Performances of the play “The Vagina Monologues” concluded the TCU V-Day Campaign to stop violence against women and girls, with a frank and emotional experience for viewers.
Eve Ensler’s “The Vagina Monologues” featured a cast of women telling their own stories through a series of monologues. Each monologue was based on real interviews done by Ensler with a diverse group of women who shared their experiences of violence, abuse and sexuality.
Katie Caruso, a senior theater major and coordinator of the TCU V-Day Campaign, said the play invoked many different emotions.
“[“The Vagina Monologues’ are] wonderfully entertaining, heartwrenching, hilarious, all of these things combined,” she said. “It is very strong and forceful, and it has an opinion and it’s not afraid of it.”
Senior broadcast journalism major Austin Pearson believed the play did a good job balancing emotions as far ranging as depression to laughter.
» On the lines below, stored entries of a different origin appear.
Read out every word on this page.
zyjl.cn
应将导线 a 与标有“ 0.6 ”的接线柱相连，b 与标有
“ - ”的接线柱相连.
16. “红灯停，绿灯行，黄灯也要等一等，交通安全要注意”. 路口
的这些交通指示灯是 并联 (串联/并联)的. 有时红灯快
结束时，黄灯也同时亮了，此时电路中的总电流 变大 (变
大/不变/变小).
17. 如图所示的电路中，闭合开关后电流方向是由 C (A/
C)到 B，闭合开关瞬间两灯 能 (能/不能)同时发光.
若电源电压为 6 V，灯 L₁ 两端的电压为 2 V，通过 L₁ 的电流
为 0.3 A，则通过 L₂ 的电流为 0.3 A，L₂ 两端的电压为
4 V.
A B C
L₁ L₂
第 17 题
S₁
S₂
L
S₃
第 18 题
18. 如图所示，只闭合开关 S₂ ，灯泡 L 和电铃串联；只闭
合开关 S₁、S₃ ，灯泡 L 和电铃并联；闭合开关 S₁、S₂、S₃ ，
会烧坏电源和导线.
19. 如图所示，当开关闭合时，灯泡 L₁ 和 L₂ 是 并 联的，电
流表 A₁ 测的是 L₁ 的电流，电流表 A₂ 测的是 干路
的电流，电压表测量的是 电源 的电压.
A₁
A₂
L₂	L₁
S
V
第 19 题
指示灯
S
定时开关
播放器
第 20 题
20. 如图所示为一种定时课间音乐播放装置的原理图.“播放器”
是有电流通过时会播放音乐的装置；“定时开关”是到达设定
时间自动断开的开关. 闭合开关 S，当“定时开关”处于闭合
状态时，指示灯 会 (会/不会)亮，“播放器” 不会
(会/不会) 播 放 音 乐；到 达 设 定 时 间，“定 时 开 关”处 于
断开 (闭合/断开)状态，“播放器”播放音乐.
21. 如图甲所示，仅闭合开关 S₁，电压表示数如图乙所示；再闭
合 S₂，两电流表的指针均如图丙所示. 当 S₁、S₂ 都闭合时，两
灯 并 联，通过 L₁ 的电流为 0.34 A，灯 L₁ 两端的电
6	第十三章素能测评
Ashley Ototo, a sophomore psychology and pre-med major, said she liked how the play demonstrated the self-confidence of women in sharing their experiences.
“It’s a wonderful thing that [TCU hosts] “The Vagina Monologues’ on campus because it’s just amazing to see empowerment of women, expressing themselves,” Ototo said.
V-Day campaigns occur each year in February, March and April at colleges and communities all over the world, according to vday.org. Each campaign has the same mission to stop violence against women and girls.
According to the V-Day website, “The Vagina Monologues” encouraged women to open up about their own experiences of survival. This moved Ensler to begin the global movement to end violence against women and girls, using the play as a mechanism to inspire people to act.
The cast included 17 women from varying majors. Samantha Clayborn, a senior theater major, has played the same character three times. Clayborn said she has found some way to be involved with the V-Day campaign since her freshman year. She said her participation in the campaign means being a part of something that helps women all over the world.
“Every woman should see, do, or be a part of [“The Vagina Monologues’] in their life as many times as possible,” she said.
Freshman Alex Marshall, a musical theater major, portrayed a Bosnian woman who was tortured and raped by men during the Yugoslav War.
She said she believed her involvement in the play opened her eyes to the violence against women that occurs all over the world. She also hoped that people would learn the seriousness of violence against women and the importance of raising awareness about the issue, she said.
Proceeds from the monologues’ ticket sales and all other events throughout the week benefited The Women’s Center of Tarrant County and the women and girls of Haiti, Caruso said.